In addition, as part of a candidate gene association study, subjects were genotyped for 215 single nucleotide polymorphisms (SNPs) in genes found to be associated with asthma in previous studies (including polymorphisms in chromosomal regions 20p13-p12 and 17q12-21)[24].

We used the following (partly overlapping) definitions of asthma, wheeze and eczema.

Asthma was encoded with three "operational definitions" determined by questionnaire, specifically:

  1. i.

    current asthma (CA), based on De Marco et al.[29], defined as asthma ever confirmed by a doctor and at least one symptom of wheeze, nocturnal chest tightness, asthma attack within the past 12 months, attacks of breathlessness following activity, at rest or at night-time, having taken anti-asthma medication;

  2. ii.

    level-2 ECRHS II[30] definition (A2), as two positive answers to the questions "have you been woken by an attack of shortness of breath at any time in the last 12 months", "have you had an attack of asthma in the last 12 months", "are you currently taking any medicines including inhalers, aerosol or tablets for asthma";

  3. iii.

    level-3 ECRHS II definition (A3), as three positive answers out of the set described at the previous point.

Current wheeze (CW) was defined, according to Pekkanen et al.[31], as the presence of wheeze/breathlessness in the previous 12 months outside colds.

Eczema was defined as self-diagnosed (SDE) or doctor-confirmed (DDE) eczema.

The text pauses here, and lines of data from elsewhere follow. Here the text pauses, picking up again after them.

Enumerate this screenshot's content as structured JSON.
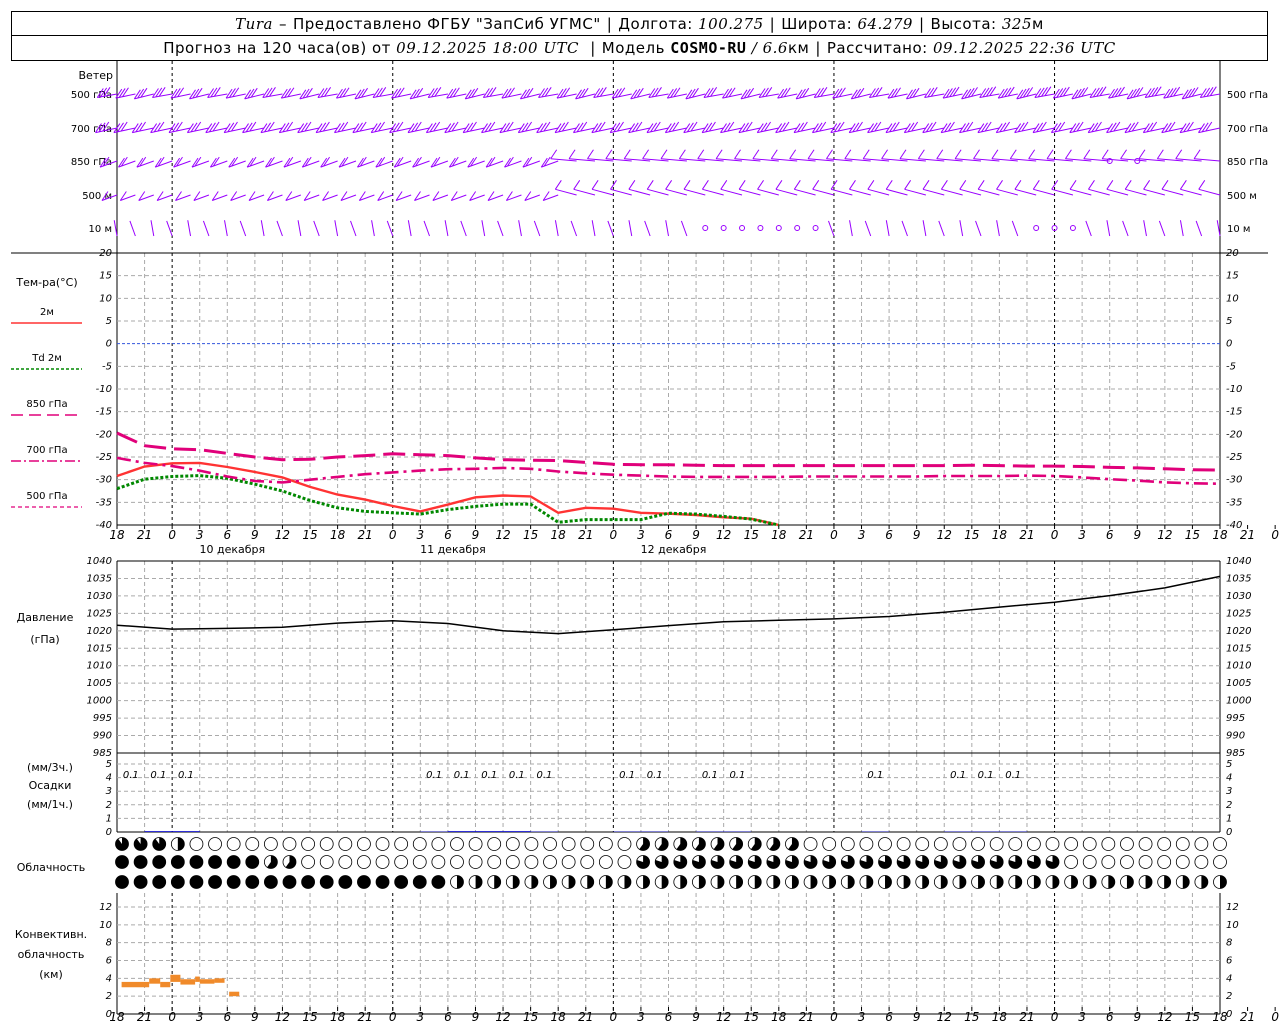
{
  "header": {
    "station": "Tura",
    "dash": "–",
    "provider": "Предоставлено ФГБУ \"ЗапСиб УГМС\"",
    "lon_label": "Долгота:",
    "lon": "100.275",
    "lat_label": "Широта:",
    "lat": "64.279",
    "alt_label": "Высота:",
    "alt": "325",
    "alt_unit": "м",
    "forecast_prefix": "Прогноз на 120 часа(ов) от",
    "forecast_start": "09.12.2025 18:00 UTC",
    "model_label": "Модель",
    "model": "COSMO-RU",
    "model_res": "/ 6.6",
    "model_res_unit": "км",
    "computed_label": "Рассчитано:",
    "computed": "09.12.2025 22:36 UTC"
  },
  "time_axis": {
    "hour_labels": [
      "18",
      "21",
      "0",
      "3",
      "6",
      "9",
      "12",
      "15",
      "18",
      "21",
      "0",
      "3",
      "6",
      "9",
      "12",
      "15",
      "18",
      "21",
      "0",
      "3",
      "6",
      "9",
      "12",
      "15",
      "18",
      "21",
      "0",
      "3",
      "6",
      "9",
      "12",
      "15",
      "18",
      "21",
      "0",
      "3",
      "6",
      "9",
      "12",
      "15",
      "18",
      "21",
      "0"
    ],
    "day_labels": [
      "10 декабря",
      "11 декабря",
      "12 декабря"
    ]
  },
  "wind_panel": {
    "title": "Ветер",
    "levels": [
      "500 гПа",
      "700 гПа",
      "850 гПа",
      "500 м",
      "10 м"
    ],
    "barb_color": "#9900ff"
  },
  "temperature_panel": {
    "title": "Тем-ра(°C)",
    "legend": [
      "2м",
      "Td 2м",
      "850 гПа",
      "700 гПа",
      "500 гПа"
    ],
    "y_ticks": [
      "20",
      "15",
      "10",
      "5",
      "0",
      "-5",
      "-10",
      "-15",
      "-20",
      "-25",
      "-30",
      "-35",
      "-40"
    ]
  },
  "pressure_panel": {
    "title": "Давление",
    "unit": "(гПа)",
    "y_ticks": [
      "1040",
      "1035",
      "1030",
      "1025",
      "1020",
      "1015",
      "1010",
      "1005",
      "1000",
      "995",
      "990",
      "985"
    ]
  },
  "precip_panel": {
    "unit_top": "(мм/3ч.)",
    "title": "Осадки",
    "unit_bottom": "(мм/1ч.)",
    "y_ticks": [
      "5",
      "4",
      "3",
      "2",
      "1",
      "0"
    ],
    "value_label": "0.1"
  },
  "cloud_panel": {
    "title": "Облачность"
  },
  "convective_panel": {
    "title_1": "Конвективн.",
    "title_2": "облачность",
    "unit": "(км)",
    "y_ticks": [
      "12",
      "10",
      "8",
      "6",
      "4",
      "2",
      "0"
    ]
  },
  "chart_data": [
    {
      "type": "line",
      "panel": "temperature",
      "x_hours": [
        0,
        3,
        6,
        9,
        12,
        15,
        18,
        21,
        24,
        27,
        30,
        33,
        36,
        39,
        42,
        45,
        48,
        51,
        54,
        57,
        60,
        63,
        66,
        69,
        72,
        75,
        78,
        81,
        84,
        87,
        90,
        93,
        96,
        99,
        102,
        105,
        108,
        111,
        114,
        117,
        120
      ],
      "ylim": [
        -40,
        20
      ],
      "series": [
        {
          "name": "2м",
          "color": "#ff3333",
          "values": [
            -29.2,
            -27.1,
            -26.4,
            -26.3,
            -27.2,
            -28.3,
            -29.5,
            -31.6,
            -33.3,
            -34.4,
            -35.8,
            -37.0,
            -35.5,
            -33.9,
            -33.5,
            -33.7,
            -37.3,
            -36.2,
            -36.4,
            -37.3,
            -37.5,
            -37.8,
            -38.3,
            -38.6,
            -40.0,
            null,
            null,
            null,
            null,
            null,
            null,
            null,
            null,
            null,
            null,
            null,
            null,
            null,
            null,
            null,
            null
          ]
        },
        {
          "name": "Td 2м",
          "color": "#008800",
          "values": [
            -32.0,
            -29.9,
            -29.3,
            -29.1,
            -29.7,
            -31.0,
            -32.5,
            -34.6,
            -36.2,
            -37.0,
            -37.3,
            -37.6,
            -36.6,
            -35.9,
            -35.4,
            -35.4,
            -39.4,
            -38.8,
            -38.8,
            -38.8,
            -37.4,
            -37.6,
            -38.1,
            -38.7,
            -40.0,
            null,
            null,
            null,
            null,
            null,
            null,
            null,
            null,
            null,
            null,
            null,
            null,
            null,
            null,
            null,
            null
          ]
        },
        {
          "name": "850 гПа",
          "color": "#e0007a",
          "values": [
            -19.7,
            -22.5,
            -23.2,
            -23.4,
            -24.2,
            -25.0,
            -25.6,
            -25.5,
            -25.0,
            -24.7,
            -24.3,
            -24.5,
            -24.7,
            -25.2,
            -25.6,
            -25.7,
            -25.8,
            -26.2,
            -26.6,
            -26.7,
            -26.7,
            -26.8,
            -26.9,
            -26.9,
            -26.9,
            -26.9,
            -26.9,
            -26.9,
            -26.9,
            -26.9,
            -26.9,
            -26.8,
            -26.9,
            -27.0,
            -27.0,
            -27.1,
            -27.3,
            -27.4,
            -27.6,
            -27.8,
            -27.9
          ]
        },
        {
          "name": "700 гПа",
          "color": "#e0007a",
          "values": [
            -25.2,
            -26.3,
            -27.0,
            -28.0,
            -29.3,
            -30.3,
            -30.6,
            -30.0,
            -29.4,
            -28.8,
            -28.4,
            -28.0,
            -27.7,
            -27.6,
            -27.4,
            -27.6,
            -28.2,
            -28.6,
            -28.9,
            -29.1,
            -29.3,
            -29.4,
            -29.4,
            -29.4,
            -29.4,
            -29.3,
            -29.3,
            -29.3,
            -29.3,
            -29.3,
            -29.2,
            -29.2,
            -29.2,
            -29.1,
            -29.2,
            -29.5,
            -29.9,
            -30.2,
            -30.6,
            -30.8,
            -30.9
          ]
        }
      ]
    },
    {
      "type": "line",
      "panel": "pressure",
      "x_hours": [
        0,
        6,
        12,
        18,
        24,
        30,
        36,
        42,
        48,
        54,
        60,
        66,
        72,
        78,
        84,
        90,
        96,
        102,
        108,
        114,
        120
      ],
      "ylim": [
        985,
        1040
      ],
      "series": [
        {
          "name": "Давление",
          "color": "#000000",
          "values": [
            1021.6,
            1020.5,
            1020.7,
            1021.0,
            1022.2,
            1022.9,
            1022.1,
            1020.0,
            1019.2,
            1020.3,
            1021.5,
            1022.6,
            1023.0,
            1023.4,
            1024.1,
            1025.3,
            1026.8,
            1028.2,
            1030.1,
            1032.3,
            1035.6
          ]
        }
      ]
    },
    {
      "type": "bar",
      "panel": "precipitation",
      "x_hours": [
        0,
        3,
        6,
        9,
        12,
        15,
        18,
        21,
        24,
        27,
        30,
        33,
        36,
        39,
        42,
        45,
        48,
        51,
        54,
        57,
        60,
        63,
        66,
        69,
        72,
        75,
        78,
        81,
        84,
        87,
        90,
        93,
        96,
        99,
        102,
        105,
        108,
        111,
        114,
        117,
        120
      ],
      "ylim": [
        0,
        5
      ],
      "series": [
        {
          "name": "мм/3ч",
          "labels_shown": "0.1",
          "values": [
            0.1,
            0.1,
            0.1,
            0,
            0,
            0,
            0,
            0,
            0,
            0,
            0,
            0.1,
            0.1,
            0.1,
            0.1,
            0.1,
            0,
            0,
            0.1,
            0.1,
            0,
            0.1,
            0.1,
            0,
            0,
            0,
            0,
            0.1,
            0,
            0,
            0.1,
            0.1,
            0.1,
            0,
            0,
            0,
            0,
            0,
            0,
            0,
            0
          ]
        },
        {
          "name": "мм/1ч",
          "color": "#0000cc",
          "values": [
            0.0,
            0.1,
            0.1,
            0.0,
            0,
            0,
            0,
            0,
            0,
            0,
            0,
            0.05,
            0.1,
            0.1,
            0.1,
            0.05,
            0,
            0,
            0.05,
            0.05,
            0,
            0.05,
            0.05,
            0,
            0,
            0,
            0,
            0.05,
            0,
            0,
            0.05,
            0.05,
            0.05,
            0,
            0,
            0,
            0,
            0,
            0,
            0,
            0
          ]
        }
      ]
    },
    {
      "type": "bar",
      "panel": "convective",
      "ylim": [
        0,
        13
      ],
      "series": [
        {
          "name": "Конвективная облачность",
          "color": "#f08a2a",
          "segments": [
            {
              "from_h": 0.5,
              "to_h": 3.5,
              "base": 3.0,
              "top": 3.6
            },
            {
              "from_h": 3.5,
              "to_h": 4.7,
              "base": 3.4,
              "top": 4.0
            },
            {
              "from_h": 4.7,
              "to_h": 5.8,
              "base": 3.0,
              "top": 3.6
            },
            {
              "from_h": 5.8,
              "to_h": 6.9,
              "base": 3.6,
              "top": 4.4
            },
            {
              "from_h": 6.9,
              "to_h": 8.5,
              "base": 3.3,
              "top": 3.9
            },
            {
              "from_h": 8.5,
              "to_h": 9.0,
              "base": 3.6,
              "top": 4.2
            },
            {
              "from_h": 9.0,
              "to_h": 10.6,
              "base": 3.4,
              "top": 3.9
            },
            {
              "from_h": 10.6,
              "to_h": 11.7,
              "base": 3.5,
              "top": 4.0
            },
            {
              "from_h": 12.2,
              "to_h": 13.3,
              "base": 2.0,
              "top": 2.5
            }
          ]
        }
      ]
    }
  ]
}
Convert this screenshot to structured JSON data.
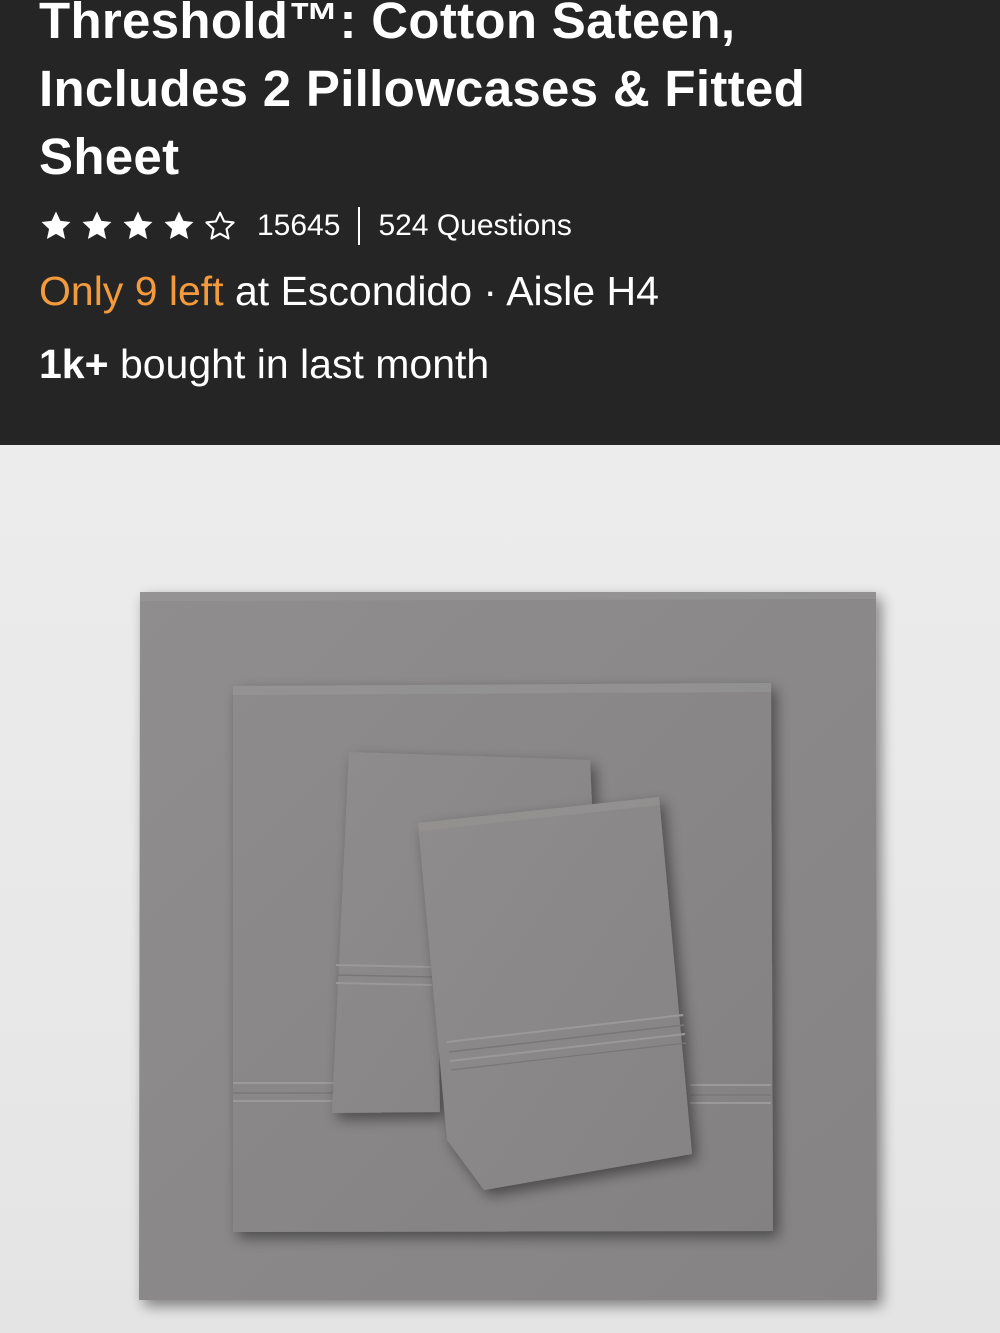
{
  "product": {
    "title_lines": [
      "Threshold™: Cotton Sateen,",
      "Includes 2 Pillowcases & Fitted",
      "Sheet"
    ],
    "rating": {
      "stars": 4,
      "max_stars": 5,
      "count": "15645",
      "questions": "524 Questions"
    },
    "stock": {
      "highlight": "Only 9 left",
      "location": " at Escondido · Aisle H4"
    },
    "social_proof": {
      "count": "1k+",
      "text": " bought in last month"
    },
    "colors": {
      "header_bg": "#252525",
      "stock_accent": "#f39a3c",
      "sheet_gray": "#8a8888"
    }
  }
}
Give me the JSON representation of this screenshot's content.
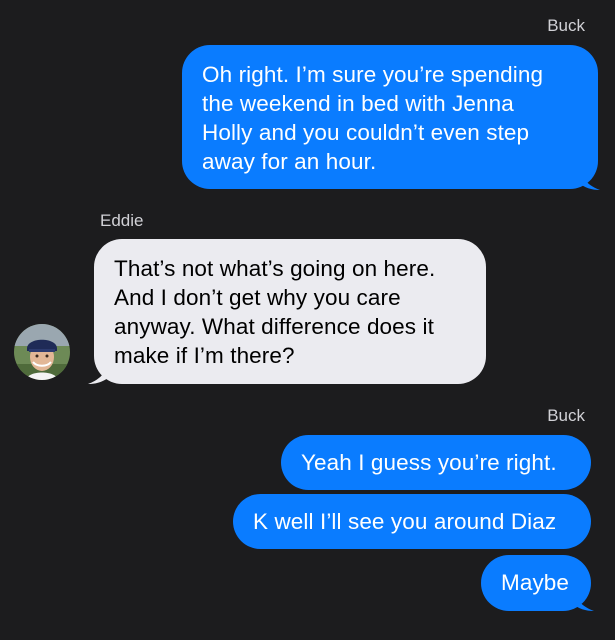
{
  "conversation": {
    "messages": [
      {
        "sender": "Buck",
        "direction": "outgoing",
        "lines": [
          "Oh right. I’m sure you’re spending",
          "the weekend in bed with Jenna",
          "Holly and you couldn’t even step",
          "away for an hour."
        ]
      },
      {
        "sender": "Eddie",
        "direction": "incoming",
        "lines": [
          "That’s not what’s going on here.",
          "And I don’t get why you care",
          "anyway. What difference does it",
          "make if I’m there?"
        ]
      },
      {
        "sender": "Buck",
        "direction": "outgoing",
        "lines": [
          "Yeah I guess you’re right."
        ]
      },
      {
        "sender": "",
        "direction": "outgoing",
        "lines": [
          "K well I’ll see you around Diaz"
        ]
      },
      {
        "sender": "",
        "direction": "outgoing",
        "lines": [
          "Maybe"
        ]
      }
    ]
  },
  "colors": {
    "background": "#1c1c1e",
    "outgoing_bubble": "#0a7cff",
    "incoming_bubble": "#ebebf0",
    "sender_name": "#d1d1d6"
  },
  "icons": {
    "contact_avatar": "avatar-photo-icon"
  }
}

Out of the 1,102 original non-genetic attributes, 223 were selected by clinical researchers, excluding factors considered as irrelevant or completely redundant, and those that were defining features of diagnoses. Attributes were grouped into: demographic/environmental variables (n = 74, including age, gender, BMI, whole body impedance, housing conditions, pet ownership, plus n = 56 variables measuring environmental exposures to endotoxin, beta glucan and indoor allergens); lung function, airway inflammation and airway hyper-responsiveness markers (n = 12, including eNO, % predicted FEV1, FVC, FEV1/FVC, FEF25-75, sRaw, PEF, TLC, RV, methacholine challenge MDRS and PC20); allergen sensitization assessed either by skin prick testing, specific serum IgE measurement or component resolved diagnostics (n = 8, n = 7, n = 66, respectively), recording mean wheal diameters (MWD) and IgE levels, which were either log-transformed or discretized into ordered quartile categories (where a negative or below limit of detection result was the zero-order category). All 215 SNPs were retained and merged to the data set. Before data merge, raw SNP data were processed through linkage-disequilibrium filtering/imputation using Haploview[32] and the method of Gabriel et al.[33] (as described in the previous work by Marinho et al.[24]). Other missing values were replaced by column-wise median and modes depending on the data types.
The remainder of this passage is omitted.